People today cannot truly grasp history and fully comprehend (possibly literally) what should be learned from it because it is for many of them, especially the new ones in school, just words on a page.
Nothing educates like experience, like how you can teach a skill from a book but to truly understand it you must practice it, probably poorly at first but better with further action.
History cannot truly be experienced by someone who was not there, whether kept apart by time or distance. We can try to bridge the gap with our spoken and written words, and today maybe a video feed, but it is not the same. Just doesn’t adhere to our fleshy brains the same way.
This also means that “true” historical fact and utter fiction are often indistinguishable. The only difference between a history book and a historical fiction is that we are encouraged by our parents who we trust implicitly, or our teachers they tell us to trust, to believe that one book be the true one over another.
Kids today cannot understand the gravity and lessons of the time before because what they have experienced first hand in their short lives is the only thing they truly know to be real. As for everything else, it would be just as easy to give them an alt-history fiction and convince them we saved our country from actual lizard men. And they would believe it with just as much vigor as any other history lesson.
This is why I think some major issues are easily glossed over by the newest generations. Their entire life experience is based in a world which is not perfect, but also not as bad or the same as the events before. And the accounts of the past just don’t hold the same gravity as their experience of world today, making those who did experience worse and are rightly afraid seem like they are exaggerating. We ask people to feel just as concerned about something they have never lived through and hopefully never will, with the same feeling as those who truly have. And it would be like asking someone to feel like they’ve lived through a novel or movie, because to their brain there is no difference. I feel that’s why there is a struggle to connect and cooperate on these issues.
It doesn’t help that history is malleable because of its apparent intangibility. There is the fear these days that misinformation, propaganda, and AI created fiction can be easily spread along today’s internet, to influence the minds of people everywhere and convince them of non-truths. Politicians and leaders of nations are even at this moment pushing legislation to set the tone of history taught in schools. Should any of this succeed, one generation will know history to have one set of facts, and the next will have another set. They will both hold these facts to be as irrefutably true as any others they’ve learned. I feel that this is so easily possible because of how, fundamentally, the “true” and false histories are cut from the same cloth and leave the same mark on the mind.

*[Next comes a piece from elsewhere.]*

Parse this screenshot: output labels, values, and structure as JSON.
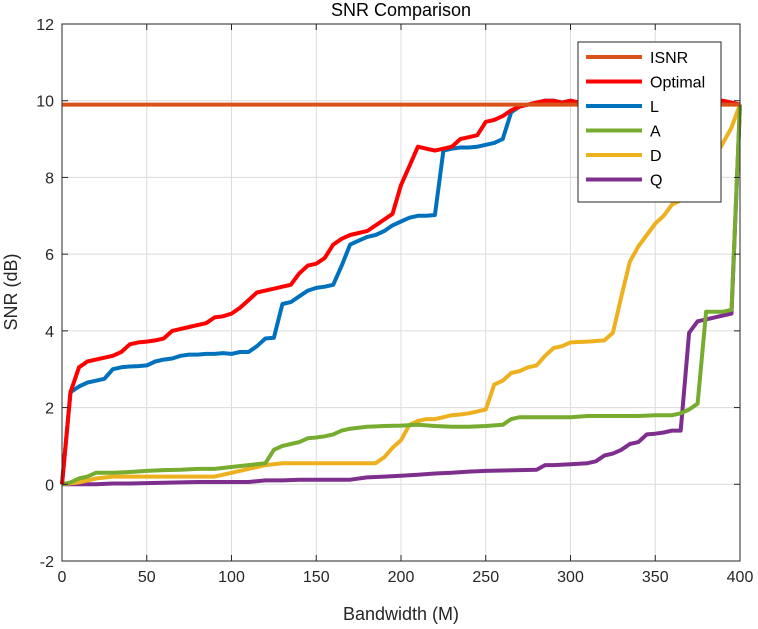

Notice how I keep putting “true” history in quotes? It’s because I ask, what is true history? Is it not said that history belongs to the victor? Propaganda, book burnings, internet/information restrictions, statues and landmarks put up and torn down… History is subjective, altered every day to suite a narrative or changing sensibilities. Different countries educate on different perspectives and opinions of the same events, and each is the world truth according to their citizens. This practice continues even into today, with wars going on and different sides with different opinions on why they are happening…and when one is victorious, one side will influence the collective record through alliances old and new, and make that the truth. Eventually. And if that side so happens to be known by the witnesses of the time to be false, then what will become future historical truth, will actually just be fiction.
Or really, all just words on the page, like all history not personally witnessed.
ElectroVagrant@lemmy.world 9 months ago
You might be interested in doing some reading on the subject of epistemology. I think it’s a mistake to suppose that the hard basis of knowledge is experience alone, especially given that so much of our knowledge is formed through abstraction, and there’s many questions of what it may even mean to directly experience anything to begin with.
Reflect on any historical moment you may have lived through to this point. The entire ability to recognize it as an historical moment itself suggests conceptual models of the events of being that are not in themselves necessarily representative of a true, factual basis unless one may somehow be privy to a wider range of information and knowledge than any individual typically has. One’s experience of that historical moment then will be no more representative of a true history than any so-called victors nor any other everyday people.
Only after reflection and careful investigation of the event and the contexts surrounding it may people come closer to something resembling a true historical account (and historians could speak better to what more be may involved in striving after this than I’m indicating here). It is much the same, imo, for any efforts to develop knowledge. Anything less may be some interesting stories that may hold some fragments of truth and facts, but are disorganized folk knowledge at best, perhaps malicious disinformation at worst.